Les trous noirs et les problèmes qui s’y rapportent ont longuement occupé ses travaux. Il a ainsi notamment découvert ce qu’on appelle désormais le rayonnement de Hawking. « Il a montré que si on tenait compte de la mécanique quantique, les trous noirs n’étaient pas aussi noirs que ce que l’on pensait », reprend Marc Henneaux. « Il a montré mathématiquement qu’ils pouvaient aussi rayonner. Cela n’a toutefois pas été mis en évidence par des « observations » (une façon de parler). Parce que le rayonnement des trous noirs de taille astrophysique est extrêmement faible et donc trop petit pour pouvoir être détecté directement ».
« Il a aussi contribué aux développements de nos connaissances en cosmologie. Il a montré l’origine quantique des fluctuations initiales dans le rayonnement de corps noirs de l’Univers. Des petites fluctuations qui ont ensuite été amplifiées par la gravitation et ont donné naissance aux galaxies ». Il a donc pu démontrer l’origine quantique de la structure dans l’Univers ».
Du sommet de l’Atomium à la « Mort Subite »
« Sa volonté et sa passion pour la physique l’ont porté tout au long de sa vie », estime Marc Henneaux. « Cela l’a certainement aidé à surmonter sa maladie. Il avait également une économie de pensée extraordinaire », se souvient le scientifique belge. « Sa maladie l’y a obligé. Il allait droit au but. Il disait en quelques mots, en quelques phrases les points essentiels d’un raisonnement, d’un mécanisme ou d’une pensée. C’était remarquable ».
Stephen Hawking avait été invité à trois Conseils Solvay. Il avait accepté ces invitations, mais n’avait finalement pu se rendre qu’à celui de 2011, pour des raisons de santé.
Par contre, il participa à plusieurs ateliers scientifiques organisés en Belgique. Il fit même le déplacement en 2007, toujours à l’invitation des Instituts Solvay, pour donner une conférence grand public au Heysel.
Un événement qui a marqué Marc Henneaux. A cette occasion, le Pr Hawking avait demandé à déjeuner au restaurant situé au sommet de l’Atomium… « Ce fut toute une expédition pour l’y amener », se souvient le physicien théoricien belge. « L’ascenseur n’arrivait pas jusqu’au niveau du restaurant. Les derniers escaliers étaient les plus difficiles à franchir, tellement le fauteuil du Pr Hawking, doté d’imposantes batteries, était lourd. Mais nous avons réussi. »

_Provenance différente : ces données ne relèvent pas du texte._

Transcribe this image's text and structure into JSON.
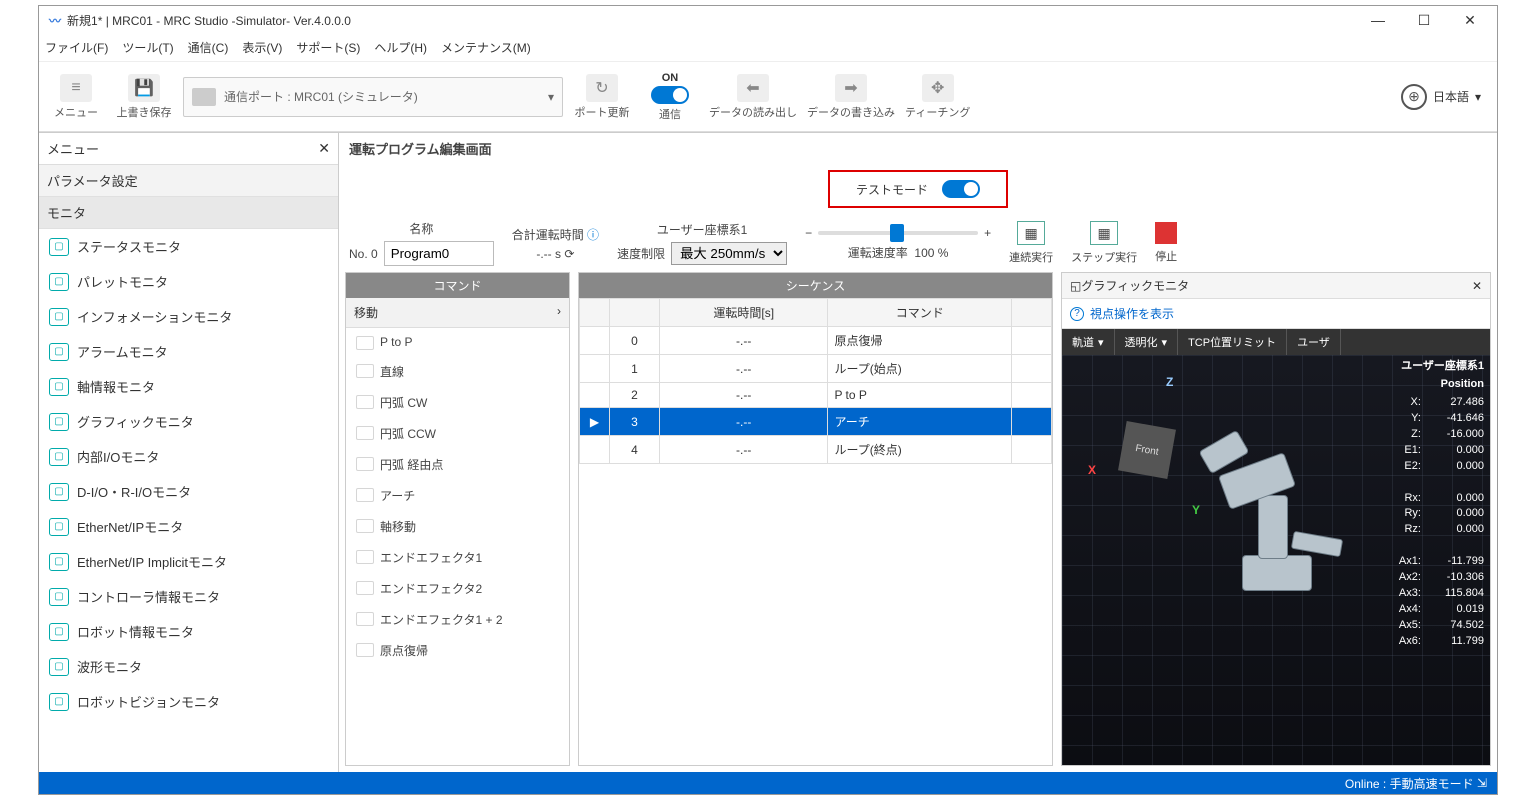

« Une autre fois, c’est à la Mort Subite (un célèbre café à Bruxelles) que Stephen Hawking avait voulu se rendre », indique encore Marc Henneaux. “Curieux de tout, il désirait goûter une gueuze… ».
Les séjours de Stephen Hawking étaient aussi rythmés par des diners chez Madame Solvay, à La Hulpe, qui le recevait systématiquement. Une autre facette des relations particulières qu’il entretenait avec la Belgique.